Exposure to high levels of estrogen in the mother’s womb may be linked to resistance to tamoxifen therapy in estrogen receptor (ER)-positive breast cancers, according to the results of a recent animal study.
The study, “Effects of In Utero Exposure to Ethinyl Estradiol on Tamoxifen Resistance and Breast Cancer Recurrence in a Preclinical Model,” published in the Journal of the National Cancer Institute, showed that in utero estrogen exposure causes epigenetic changes in four genes linked to tamoxifen resistance. But the researchers think this effect can be reversed with epigenetic modifying drugs, such as Depakene (valproic acid) or Apresoline (hydralazine).
“Higher estrogen levels in utero have been known to increase risk of estrogen positive breast cancer in laboratory animals — and humans — but it wasn’t known until this study that these elevated levels may also be responsible for tamoxifen resistance,” Leena Hilakivi-Clarke, PhD, a professor of oncology at Georgetown University’s Lombardi Comprehensive Cancer Center, and the study’s co-lead author, said in a press release.
Elevated estrogen during pregnancy is known to increase breast cancer risk in several subsequent generations. Because previous studies have shown that this occurs through epigenetic changes (modifications in the DNA that change the expression rates of specific genes) in the offspring’s mammary glands, the researchers thought that these epigenetic changes could be affecting the way tumors responded to treatment.
To test their hypothesis, the researchers added an endocrine disrupting chemical, ethinyl estradiol (EE2), to the drinking water of pregnant rats. They then induced mammary tumors in the female offspring of the treated rats and in control rats (whose mothers had not been exposed to EE2).

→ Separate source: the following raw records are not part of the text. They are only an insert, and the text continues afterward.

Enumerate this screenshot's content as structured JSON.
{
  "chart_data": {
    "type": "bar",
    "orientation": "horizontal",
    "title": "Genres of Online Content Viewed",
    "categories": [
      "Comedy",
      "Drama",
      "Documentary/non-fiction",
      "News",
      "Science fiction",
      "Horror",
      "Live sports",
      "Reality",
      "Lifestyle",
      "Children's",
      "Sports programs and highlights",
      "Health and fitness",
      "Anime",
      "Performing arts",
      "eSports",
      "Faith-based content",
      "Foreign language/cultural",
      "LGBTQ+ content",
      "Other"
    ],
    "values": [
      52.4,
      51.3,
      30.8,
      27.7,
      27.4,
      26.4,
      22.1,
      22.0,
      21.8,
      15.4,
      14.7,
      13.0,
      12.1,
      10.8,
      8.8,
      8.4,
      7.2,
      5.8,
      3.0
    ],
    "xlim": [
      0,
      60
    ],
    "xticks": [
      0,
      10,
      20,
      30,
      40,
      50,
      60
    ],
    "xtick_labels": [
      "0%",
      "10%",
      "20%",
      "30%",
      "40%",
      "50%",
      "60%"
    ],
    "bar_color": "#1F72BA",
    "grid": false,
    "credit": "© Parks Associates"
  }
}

They found that rats born to EE2-exposed females were significantly less likely to respond to tamoxifen treatment. In rats that showed complete response to tamoxifen, the EE2-offspring were seen to be two times more likely to acquire resistance to treatment and to have their cancer reappearing.

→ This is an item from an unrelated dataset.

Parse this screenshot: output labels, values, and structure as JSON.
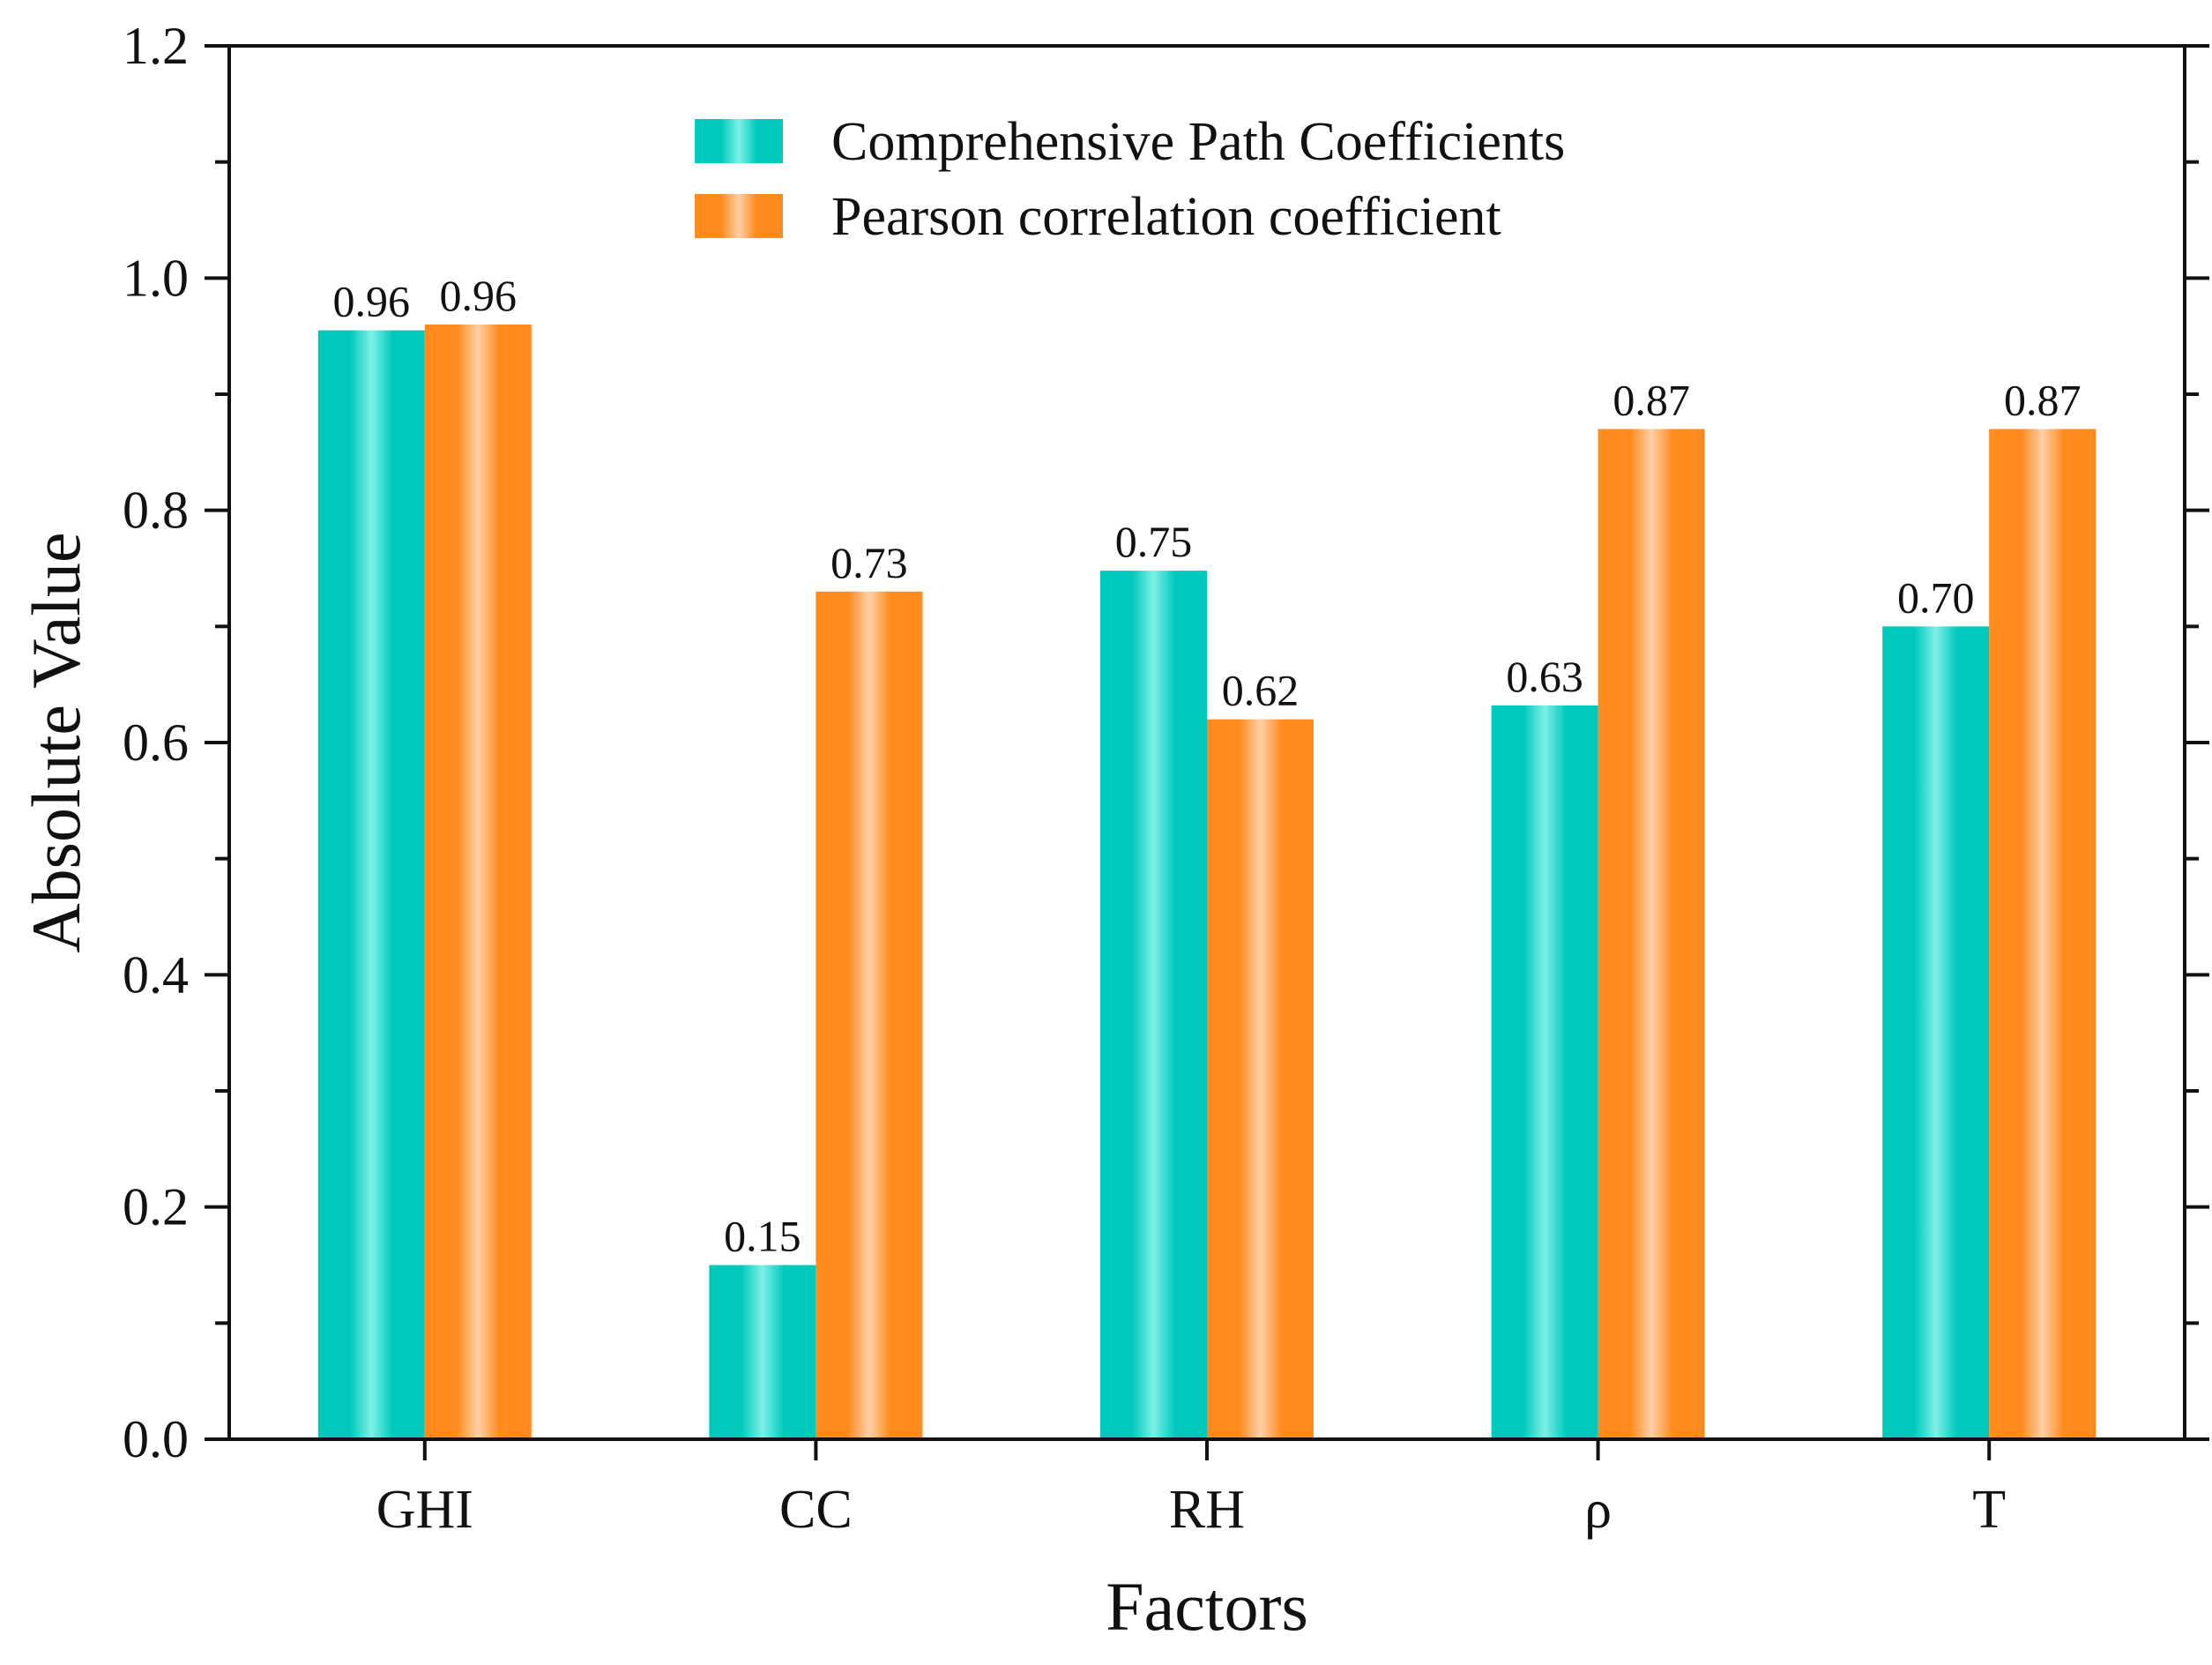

“Everyone is exposed to some environmental estrogens, and many pregnant women naturally produce a lot of this hormone,” said Hilakivi-Clarke. “The exposures may pose risks both in terms of breast cancer risk and tamoxifen resistance.”
The researchers found these complications correlated with epigenetic changes in four particular genes in the EE2 offspring. But Depakene and Apresoline treatment reversed these changes, and reduced resistance to tamoxifen treatment in EE2 progeny. Depakene and Apresoline are two approved drugs indicated for epileptic and hypertension patients, respectively.

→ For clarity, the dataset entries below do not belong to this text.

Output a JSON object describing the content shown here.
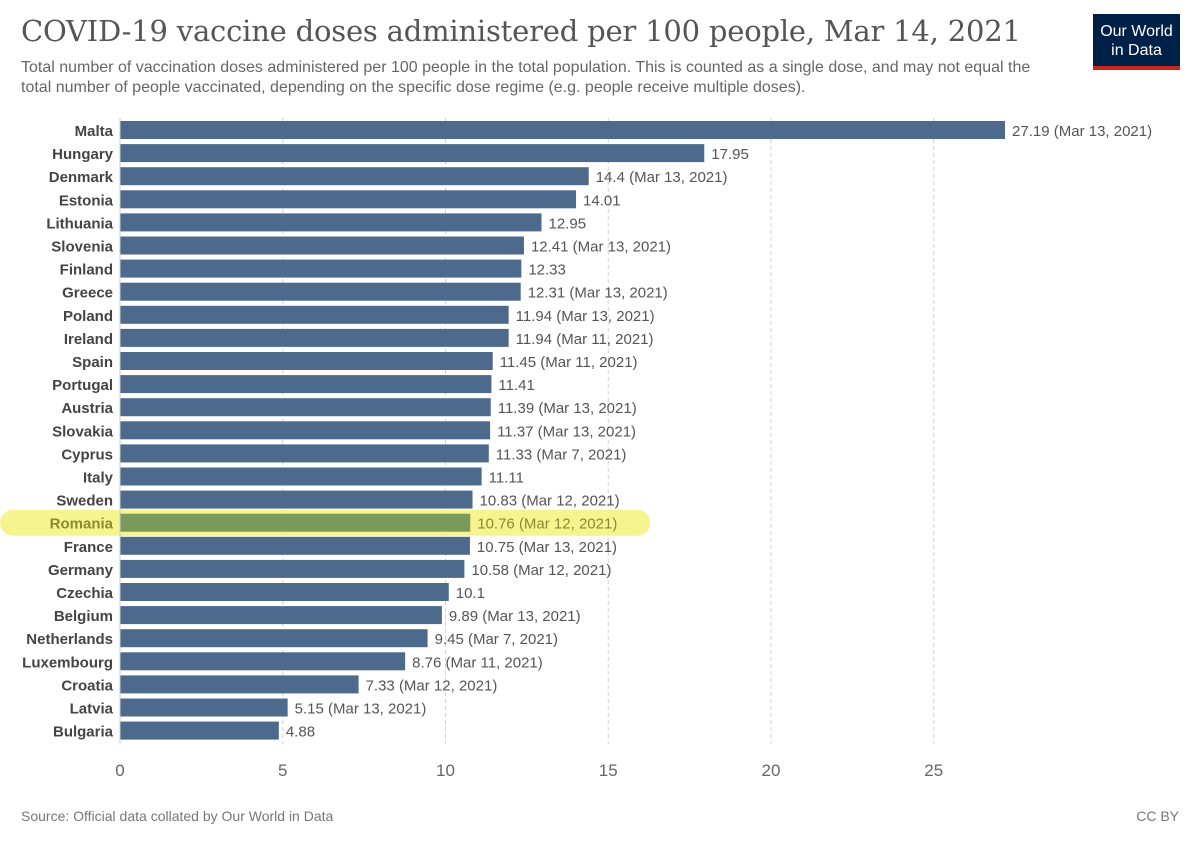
{
  "header": {
    "title": "COVID-19 vaccine doses administered per 100 people, Mar 14, 2021",
    "subtitle": "Total number of vaccination doses administered per 100 people in the total population. This is counted as a single dose, and may not equal the total number of people vaccinated, depending on the specific dose regime (e.g. people receive multiple doses).",
    "logo_line1": "Our World",
    "logo_line2": "in Data"
  },
  "footer": {
    "source": "Source: Official data collated by Our World in Data",
    "license": "CC BY"
  },
  "colors": {
    "bar": "#4d6a8c",
    "highlight_bar": "#7a9a5c",
    "highlight_glow": "#f3f27a",
    "grid": "#d0d0d0",
    "text": "#555555"
  },
  "chart_data": {
    "type": "bar",
    "orientation": "horizontal",
    "xlim": [
      0,
      30
    ],
    "xticks": [
      0,
      5,
      10,
      15,
      20,
      25
    ],
    "grid": true,
    "highlighted": "Romania",
    "categories": [
      "Malta",
      "Hungary",
      "Denmark",
      "Estonia",
      "Lithuania",
      "Slovenia",
      "Finland",
      "Greece",
      "Poland",
      "Ireland",
      "Spain",
      "Portugal",
      "Austria",
      "Slovakia",
      "Cyprus",
      "Italy",
      "Sweden",
      "Romania",
      "France",
      "Germany",
      "Czechia",
      "Belgium",
      "Netherlands",
      "Luxembourg",
      "Croatia",
      "Latvia",
      "Bulgaria"
    ],
    "values": [
      27.19,
      17.95,
      14.4,
      14.01,
      12.95,
      12.41,
      12.33,
      12.31,
      11.94,
      11.94,
      11.45,
      11.41,
      11.39,
      11.37,
      11.33,
      11.11,
      10.83,
      10.76,
      10.75,
      10.58,
      10.1,
      9.89,
      9.45,
      8.76,
      7.33,
      5.15,
      4.88
    ],
    "dates": [
      "Mar 13, 2021",
      "",
      "Mar 13, 2021",
      "",
      "",
      "Mar 13, 2021",
      "",
      "Mar 13, 2021",
      "Mar 13, 2021",
      "Mar 11, 2021",
      "Mar 11, 2021",
      "",
      "Mar 13, 2021",
      "Mar 13, 2021",
      "Mar 7, 2021",
      "",
      "Mar 12, 2021",
      "Mar 12, 2021",
      "Mar 13, 2021",
      "Mar 12, 2021",
      "",
      "Mar 13, 2021",
      "Mar 7, 2021",
      "Mar 11, 2021",
      "Mar 12, 2021",
      "Mar 13, 2021",
      ""
    ]
  }
}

“We have found that the same genes responsible for tamoxifen resistance in our animals are also turned off in human breast cancer cells that do not respond to the drug,” said Hilakivi-Clarke. “Because these genes were epigenetically silenced — meaning they were not irreversibly altered, just switched off — it was possible to turn them back on. It remains to be determined if these genes are markers of in utero estrogen exposure in breast cancer patients.”